Kitabın konusu ve içeriği hakkında buraya güzel bir şeyler karalamak isterdim fakat dün akşamdan beri ne yazsam diye düşünüp duruyorum ve bulamıyorum. Ne yazsam yetmeyecek gibi geliyor. İki bölümden oluşan kitabın ilk bölümü biraz daha sakin geçiyor, Mersault'un toplum tarafından inanılmaz önemli görülen konuları, nasıl daima aynı sakinlikle karşıladığını görüyoruz ve şaşırıyoruz. Acaba biz mi çok abartıyoruz bazı şeyleri diye düşünüyoruz hatta. Ona göre bunca heyecanın, telaşın, üzülmenin ne önemi var? Birinci bölümün sonunda zaten asıl kıyamet(!) kopuyor. Asıl sarsıcı nokta da burada başlıyor. Aslında sonunu tahmin edebiliyordum fakat aynı sonun bu şekilde gelebileceğini tahmin etmemistim hiç. Belki de bu yüzden bu kadar sarsıcı oldu. Bir insan adam öldürmekle yargilanirken adam öldürmek suçu ile yargılanmalıdır. Fakat onu, toplumun önemli kabul ettiği değerleri küçümsemesi suçuyla yargılıyorlar, annesinin ölümünü nasıl bu kadar hafife alabilir diye yargılıyorlar, hah diyorsunuz duruşma sırasında. Raymond burada, Marie burada, Salamon, avukatı, herkes burada. Şimdi suçu hafifleyecek onların ifadeleri sayesinde diyorsunuz. Ama ne fayda. Lehine verilen her ifade ustalıkla aleyhine dönüyor Mersault'un. Kaçınılmaz son geliyor.

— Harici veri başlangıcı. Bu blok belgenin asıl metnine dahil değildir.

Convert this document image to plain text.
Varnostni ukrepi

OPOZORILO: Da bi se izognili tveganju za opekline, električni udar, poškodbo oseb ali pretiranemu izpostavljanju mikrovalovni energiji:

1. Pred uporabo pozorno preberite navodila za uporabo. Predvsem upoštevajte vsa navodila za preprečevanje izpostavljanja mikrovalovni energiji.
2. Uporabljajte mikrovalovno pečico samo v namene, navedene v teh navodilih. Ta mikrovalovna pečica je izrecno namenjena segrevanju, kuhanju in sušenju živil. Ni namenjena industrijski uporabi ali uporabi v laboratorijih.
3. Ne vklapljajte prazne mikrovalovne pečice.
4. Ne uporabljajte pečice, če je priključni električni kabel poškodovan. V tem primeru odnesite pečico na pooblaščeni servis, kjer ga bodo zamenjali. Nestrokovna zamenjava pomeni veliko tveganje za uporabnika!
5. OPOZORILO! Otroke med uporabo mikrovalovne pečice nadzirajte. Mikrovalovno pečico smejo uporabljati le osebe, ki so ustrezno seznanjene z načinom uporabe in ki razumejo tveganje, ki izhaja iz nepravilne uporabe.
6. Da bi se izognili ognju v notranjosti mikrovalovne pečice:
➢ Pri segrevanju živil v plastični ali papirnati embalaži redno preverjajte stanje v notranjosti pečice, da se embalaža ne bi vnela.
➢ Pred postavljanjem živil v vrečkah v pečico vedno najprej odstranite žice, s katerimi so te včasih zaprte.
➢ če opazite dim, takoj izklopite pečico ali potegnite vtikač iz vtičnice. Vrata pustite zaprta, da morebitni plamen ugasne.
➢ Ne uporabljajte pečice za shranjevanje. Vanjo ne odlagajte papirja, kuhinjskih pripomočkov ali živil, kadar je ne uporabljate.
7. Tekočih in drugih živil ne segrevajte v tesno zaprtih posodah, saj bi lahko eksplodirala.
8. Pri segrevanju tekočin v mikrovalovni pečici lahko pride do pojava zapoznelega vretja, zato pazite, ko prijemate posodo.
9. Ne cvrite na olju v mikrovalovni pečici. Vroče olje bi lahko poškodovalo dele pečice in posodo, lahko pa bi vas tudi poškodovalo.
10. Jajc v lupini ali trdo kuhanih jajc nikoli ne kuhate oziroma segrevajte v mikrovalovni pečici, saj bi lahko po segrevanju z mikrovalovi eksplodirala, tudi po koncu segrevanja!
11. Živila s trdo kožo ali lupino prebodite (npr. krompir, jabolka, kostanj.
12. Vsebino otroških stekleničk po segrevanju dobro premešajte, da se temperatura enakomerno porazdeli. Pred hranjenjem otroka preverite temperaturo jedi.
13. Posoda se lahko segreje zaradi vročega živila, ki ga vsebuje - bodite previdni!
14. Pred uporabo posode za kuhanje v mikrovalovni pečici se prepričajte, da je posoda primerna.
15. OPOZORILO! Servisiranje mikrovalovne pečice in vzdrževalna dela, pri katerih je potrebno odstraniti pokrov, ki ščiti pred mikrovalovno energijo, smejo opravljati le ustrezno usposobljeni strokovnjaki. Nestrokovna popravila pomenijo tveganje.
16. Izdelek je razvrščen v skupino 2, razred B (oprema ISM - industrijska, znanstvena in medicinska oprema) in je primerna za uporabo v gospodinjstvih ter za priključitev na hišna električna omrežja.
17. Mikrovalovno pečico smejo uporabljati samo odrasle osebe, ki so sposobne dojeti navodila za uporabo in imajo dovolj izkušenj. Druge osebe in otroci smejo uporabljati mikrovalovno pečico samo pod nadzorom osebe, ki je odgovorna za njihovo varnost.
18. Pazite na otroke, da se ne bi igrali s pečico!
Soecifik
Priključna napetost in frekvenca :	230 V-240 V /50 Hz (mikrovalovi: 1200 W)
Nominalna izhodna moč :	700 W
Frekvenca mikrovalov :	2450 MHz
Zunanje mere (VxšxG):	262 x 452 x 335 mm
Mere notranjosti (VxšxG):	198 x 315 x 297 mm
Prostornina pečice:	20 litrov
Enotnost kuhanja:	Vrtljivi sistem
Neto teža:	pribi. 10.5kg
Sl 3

Sahiden de hepimiz birer Mersault'uz belki ve hayatlarımızı bize fikrimizi sormadan belirliyorlar ya da belirlemeye çalışıyorlar. Bizim tek yaptığımız ise mahkeme salonundaki hiçbir vasfa sahip olmayan insanlar gibi izlemek. Halbuki haykırmalıyız. Sanık olmak da önemli bir iştir, diyor. Bizim de söyleyeceklerimiz olmalı.
İyi okumalar.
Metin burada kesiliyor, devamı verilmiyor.